Die Auslegung von § 27 VersAusglG hat sich daher stets an der gesetzlichen Zielsetzung des Versorgungsausgleichs zu orientieren, nämlich eine gleichberechtigte Teilhabe der Ehegatten an dem in der Ehe erworbenen Versorgungsvermögen zu verwirklichen und dem Ehegatten, der in der Ehezeit keine oder nur geringere eigene Versorgungsanwartschaften hat aufbauen können, eine eigene Versorgung zu schaffen. Gleichzeitig hat eine umfassende Gesamtabwägung der wirtschaftlichen, sozialen und persönlichen Verhältnisse beider Ehegatten zu erfolgen (vgl. BGH, Beschl. v. 1.4.2015 - XII ZB 701/13; BGH, Beschl. v. 16.8.2017 - XII ZB 21/17). In diesem Rahmen sind auch solche Versorgungsanrechte mit in die Gesamtabwägung einzustellen, die weder durch Arbeit noch durch Vermögen geschaffen wurden und mithin nicht im Rahmen des Versorgungsausgleichs auszugleichen sind (§ 2 Abs. 2 Nr. 1 VersAusglG). Dies betrifft unter anderem Renten aus der gesetzlichen Unfallversicherung.

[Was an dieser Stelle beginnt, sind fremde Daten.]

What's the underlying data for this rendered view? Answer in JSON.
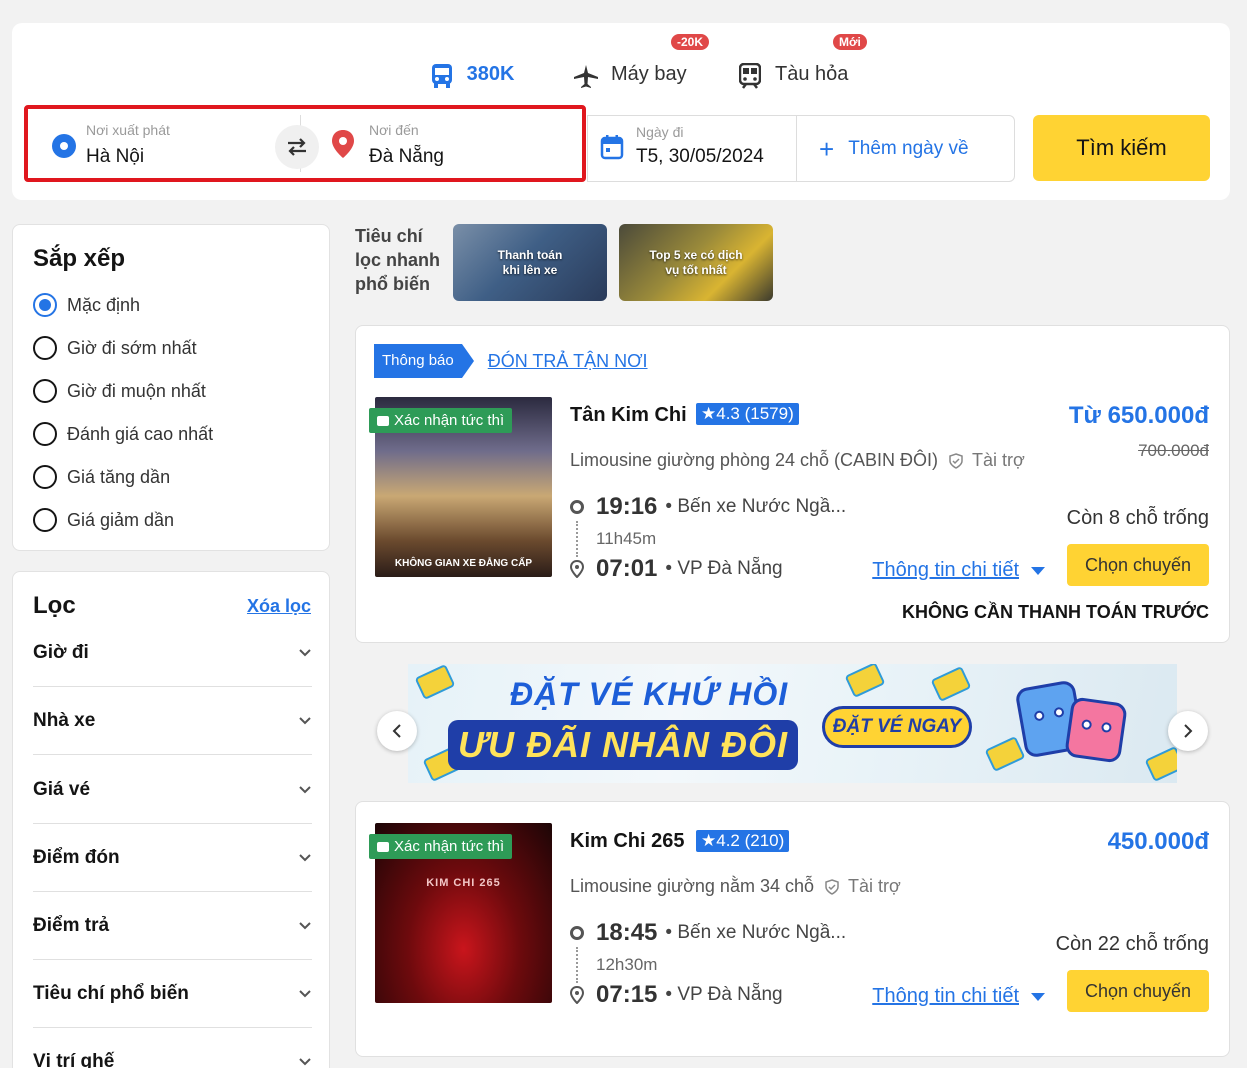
{
  "tabs": [
    {
      "label": "380K",
      "active": true,
      "icon": "bus-icon"
    },
    {
      "label": "Máy bay",
      "badge": "-20K",
      "icon": "airplane-icon"
    },
    {
      "label": "Tàu hỏa",
      "badge": "Mới",
      "icon": "train-icon"
    }
  ],
  "search": {
    "origin_label": "Nơi xuất phát",
    "origin_value": "Hà Nội",
    "dest_label": "Nơi đến",
    "dest_value": "Đà Nẵng",
    "date_label": "Ngày đi",
    "date_value": "T5, 30/05/2024",
    "return_label": "Thêm ngày về",
    "button_label": "Tìm kiếm"
  },
  "sort": {
    "title": "Sắp xếp",
    "options": [
      "Mặc định",
      "Giờ đi sớm nhất",
      "Giờ đi muộn nhất",
      "Đánh giá cao nhất",
      "Giá tăng dần",
      "Giá giảm dần"
    ],
    "selected": 0
  },
  "filter": {
    "title": "Lọc",
    "clear_label": "Xóa lọc",
    "items": [
      "Giờ đi",
      "Nhà xe",
      "Giá vé",
      "Điểm đón",
      "Điểm trả",
      "Tiêu chí phổ biến",
      "Vị trí ghế"
    ]
  },
  "quick_filters": {
    "title": "Tiêu chí lọc nhanh phổ biến",
    "items": [
      "Thanh toán khi lên xe",
      "Top 5 xe có dịch vụ tốt nhất"
    ]
  },
  "trips": [
    {
      "notice_tag": "Thông báo",
      "notice_link": "ĐÓN TRẢ TẬN NƠI",
      "confirm_badge": "Xác nhận tức thì",
      "image_text": "KHÔNG GIAN XE ĐẲNG CẤP",
      "operator": "Tân Kim Chi",
      "rating": "4.3 (1579)",
      "bus_type": "Limousine giường phòng 24 chỗ (CABIN ĐÔI)",
      "sponsor": "Tài trợ",
      "depart_time": "19:16",
      "depart_place": "Bến xe Nước Ngầ...",
      "duration": "11h45m",
      "arrive_time": "07:01",
      "arrive_place": "VP Đà Nẵng",
      "price": "Từ 650.000đ",
      "old_price": "700.000đ",
      "seats": "Còn 8 chỗ trống",
      "details_label": "Thông tin chi tiết",
      "choose_label": "Chọn chuyến",
      "no_prepay": "KHÔNG CẦN THANH TOÁN TRƯỚC"
    },
    {
      "confirm_badge": "Xác nhận tức thì",
      "image_text": "KIM CHI 265",
      "operator": "Kim Chi 265",
      "rating": "4.2 (210)",
      "bus_type": "Limousine giường nằm 34 chỗ",
      "sponsor": "Tài trợ",
      "depart_time": "18:45",
      "depart_place": "Bến xe Nước Ngầ...",
      "duration": "12h30m",
      "arrive_time": "07:15",
      "arrive_place": "VP Đà Nẵng",
      "price": "450.000đ",
      "seats": "Còn 22 chỗ trống",
      "details_label": "Thông tin chi tiết",
      "choose_label": "Chọn chuyến"
    }
  ],
  "banner": {
    "line1": "ĐẶT VÉ KHỨ HỒI",
    "line2": "ƯU ĐÃI NHÂN ĐÔI",
    "cta": "ĐẶT VÉ NGAY"
  },
  "colors": {
    "accent": "#2474e5",
    "cta_yellow": "#ffd333",
    "highlight_red": "#e0171e",
    "confirm_green": "#2e9b57"
  }
}
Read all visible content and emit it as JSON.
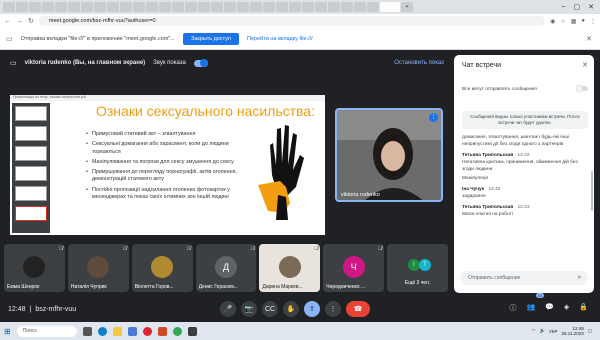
{
  "browser": {
    "url": "meet.google.com/bsz-mfhr-vuu?authuser=0",
    "tabs_count": 32
  },
  "infobar": {
    "text": "Отправка вкладки \"file:///\" в приложение \"meet.google.com\"...",
    "allow_label": "Закрыть доступ",
    "switch_label": "Перейти на вкладку file:///"
  },
  "presbar": {
    "name": "viktoria rudenko (Вы, на главном экране)",
    "sound_label": "Звук показа",
    "stop_label": "Остановить показ"
  },
  "slide": {
    "window_title": "Презентация на тему: ознаки насильства.pdf",
    "title": "Ознаки сексуального насильства:",
    "bullets": [
      "Примусовий статевий акт – згвалтування",
      "Сексуальні домагання або харасмент, коли до людини торкаються",
      "Маніпулювання та погрози для сексу змушення до сексу",
      "Примушування до перегляду порнографії, актів оголення, демонстрацій статевого акту",
      "Постійні пропозиції надсилання оголених фотокарток у месенджерах та показ своїх інтимних зон іншій людині"
    ]
  },
  "speaker": {
    "name": "viktoria rudenko"
  },
  "tiles": [
    {
      "name": "Емма Шенрок",
      "initial": "",
      "color": "#3c4043"
    },
    {
      "name": "Наталія Чуприк",
      "initial": "",
      "color": "#5f4b3b"
    },
    {
      "name": "Віолетта Горов...",
      "initial": "",
      "color": "#b08a2e"
    },
    {
      "name": "Денис Герасим...",
      "initial": "Д",
      "color": "#5f6368"
    },
    {
      "name": "Дарина Маркев...",
      "initial": "",
      "color": "#7a6a58"
    },
    {
      "name": "Чередниченко ...",
      "initial": "Ч",
      "color": "#d01884"
    },
    {
      "name": "Ещё 3 чел.",
      "initial": "I T",
      "color": "#1e8e3e"
    }
  ],
  "controls": {
    "time": "12:48",
    "code": "bsz-mfhr-vuu",
    "participants_badge": "10"
  },
  "chat": {
    "title": "Чат встречи",
    "toggle_label": "Все могут отправлять сообщения",
    "notice": "Сообщения видны только участникам встречи. После встречи чат будет удален.",
    "messages": [
      {
        "sender": "",
        "time": "",
        "text": "домагання, згвалтування, шантаж і будь-які інші неприпустимі дії без згоди одного з партнерів"
      },
      {
        "sender": "Тетьяна Трипольская",
        "time": "12:42",
        "text": "Негативна критика, приниження, обмеження дій без згоди людини"
      },
      {
        "sender": "",
        "time": "",
        "text": "Маніпуляції"
      },
      {
        "sender": "Іна Чучук",
        "time": "12:42",
        "text": "задирання"
      },
      {
        "sender": "Тетьяна Трипольская",
        "time": "12:43",
        "text": "Мала платня на роботі"
      }
    ],
    "input_placeholder": "Отправить сообщение"
  },
  "taskbar": {
    "search_placeholder": "Поиск",
    "lang": "УКР",
    "clock_time": "12:48",
    "clock_date": "28.11.2023"
  }
}
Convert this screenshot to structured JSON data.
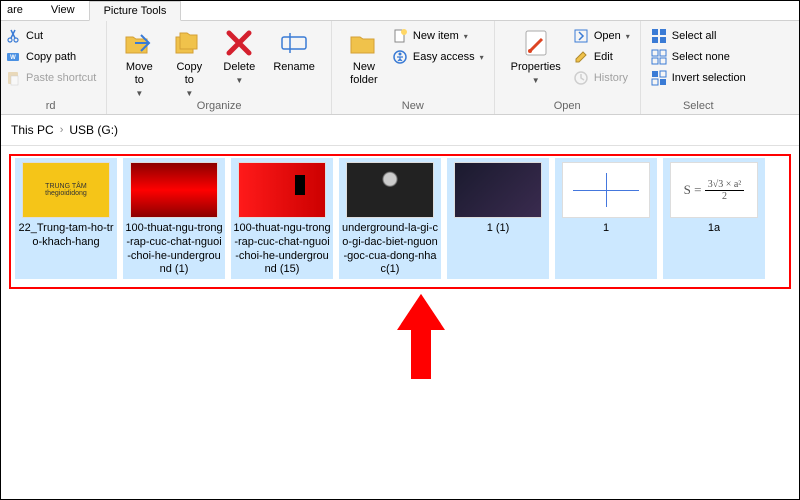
{
  "tabs": {
    "share": "are",
    "view": "View",
    "picture_tools": "Picture Tools"
  },
  "ribbon": {
    "clipboard": {
      "title": "rd",
      "cut": "Cut",
      "copy_path": "Copy path",
      "paste_shortcut": "Paste shortcut"
    },
    "organize": {
      "title": "Organize",
      "move_to": "Move\nto",
      "copy_to": "Copy\nto",
      "delete": "Delete",
      "rename": "Rename"
    },
    "new": {
      "title": "New",
      "new_folder": "New\nfolder",
      "new_item": "New item",
      "easy_access": "Easy access"
    },
    "open": {
      "title": "Open",
      "properties": "Properties",
      "open": "Open",
      "edit": "Edit",
      "history": "History"
    },
    "select": {
      "title": "Select",
      "select_all": "Select all",
      "select_none": "Select none",
      "invert_selection": "Invert selection"
    }
  },
  "breadcrumb": {
    "this_pc": "This PC",
    "usb": "USB (G:)"
  },
  "files": [
    {
      "name": "22_Trung-tam-ho-tro-khach-hang",
      "thumb": "banner",
      "selected": true
    },
    {
      "name": "100-thuat-ngu-trong-rap-cuc-chat-nguoi-choi-he-underground (1)",
      "thumb": "rap1",
      "selected": true
    },
    {
      "name": "100-thuat-ngu-trong-rap-cuc-chat-nguoi-choi-he-underground (15)",
      "thumb": "rap2",
      "selected": true
    },
    {
      "name": "underground-la-gi-co-gi-dac-biet-nguon-goc-cua-dong-nhac(1)",
      "thumb": "crowd",
      "selected": true
    },
    {
      "name": "1 (1)",
      "thumb": "dark",
      "selected": true
    },
    {
      "name": "1",
      "thumb": "axis",
      "selected": true
    },
    {
      "name": "1a",
      "thumb": "formula",
      "selected": true
    }
  ],
  "formula_tex": "S = (3√3 × a²) / 2"
}
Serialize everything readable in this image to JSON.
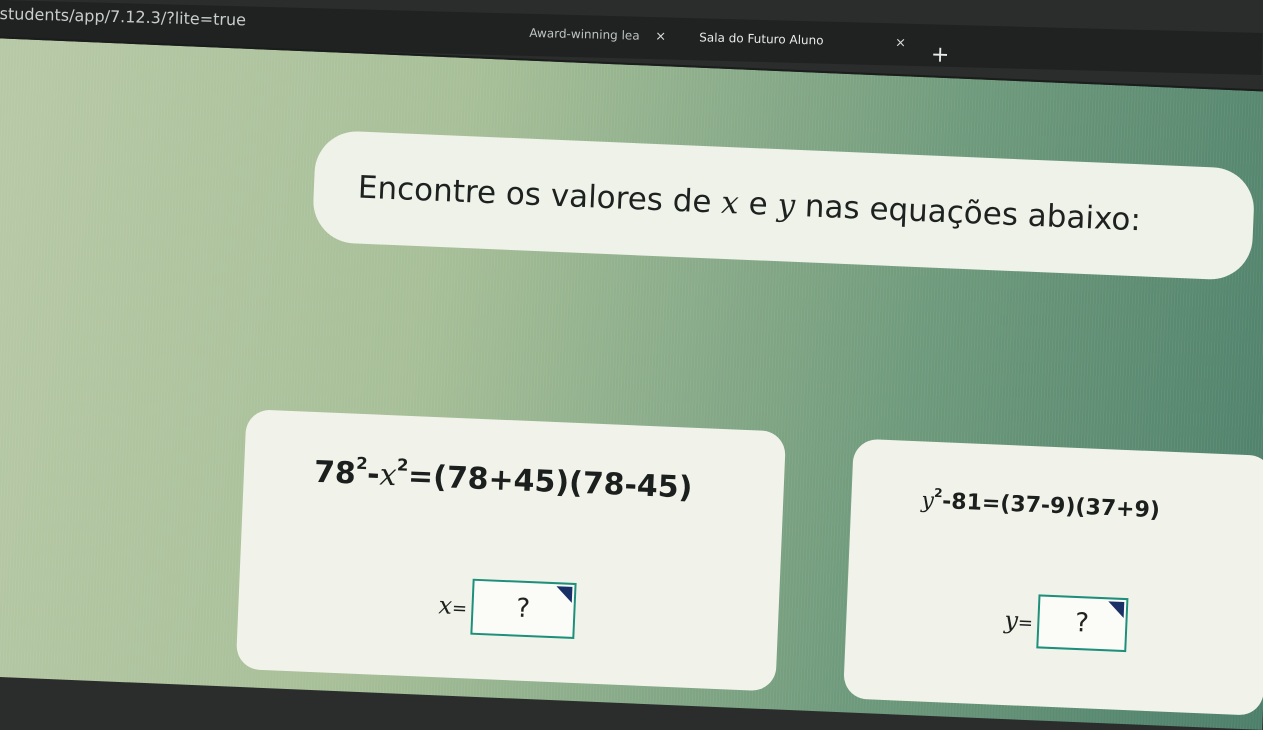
{
  "browser": {
    "url": "students/app/7.12.3/?lite=true",
    "tabs": [
      {
        "title": "Award-winning lea",
        "close": "×"
      },
      {
        "title": "Sala do Futuro Aluno",
        "close": "×"
      }
    ],
    "new_tab": "+"
  },
  "exercise": {
    "instruction_pre": "Encontre os valores de ",
    "var_x": "x",
    "instruction_mid": " e ",
    "var_y": "y",
    "instruction_post": " nas equações abaixo:",
    "left": {
      "eq_a": "78",
      "eq_exp1": "2",
      "eq_minus": "-",
      "eq_var": "x",
      "eq_exp2": "2",
      "eq_rhs": "=(78+45)(78-45)",
      "answer_var": "x",
      "answer_eq": "=",
      "answer_value": "?"
    },
    "right": {
      "eq_var": "y",
      "eq_exp": "2",
      "eq_rest": "-81=(37-9)(37+9)",
      "answer_var": "y",
      "answer_eq": "=",
      "answer_value": "?"
    }
  },
  "colors": {
    "answer_border": "#1e8f7a",
    "dropdown_indicator": "#1a2f66",
    "card_bg": "#f1f3ea"
  }
}
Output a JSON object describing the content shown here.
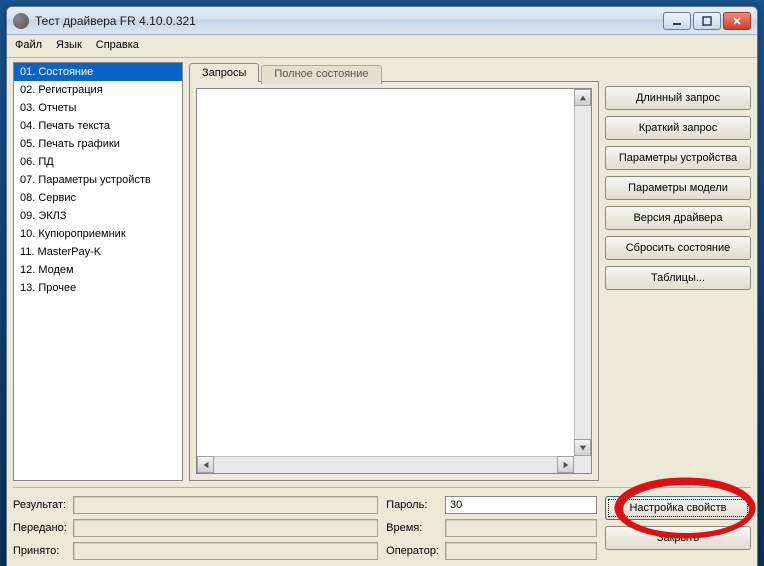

Infolgedessen war ein Ausgleich der Berufsunfähigkeitsversicherung des Antragstellers als grob unbillig anzusehen. Beide Ehegatten sind teilweise in ihrer Erwerbsfähigkeit gemindert, wobei die Minderung jeweils in der Ehezeit eintrat, und beide beziehen auf Grund ihrer eingeschränkten Erwerbsfähigkeit eine Versorgung, der Antragsteller eine private Berufsunfähigkeitsversicherung, die Antragsgegnerin eine gesetzliche Unfallversicherung. Im Gegensatz zu der Versorgung des Antragstellers, unterfällt die Versorgung der Antragsgegnerin jedoch nicht dem Versorgungsausgleich. Diese wurde, anders als etwa eine Erwerbsunfähigkeitsrente in der gesetzlichen Rentenversicherung, nicht durch Arbeit geschaffen. Auch wurde sie, anders als etwa eine private Berufsunfähigkeitsversicherung, nicht durch Vermögen geschaffen. Sie ist mithin nicht im Rahmen des Versorgungsausgleichs auszugleichen, sondern steht auch nach der Ehescheidung allein der Antragsgegnerin zu.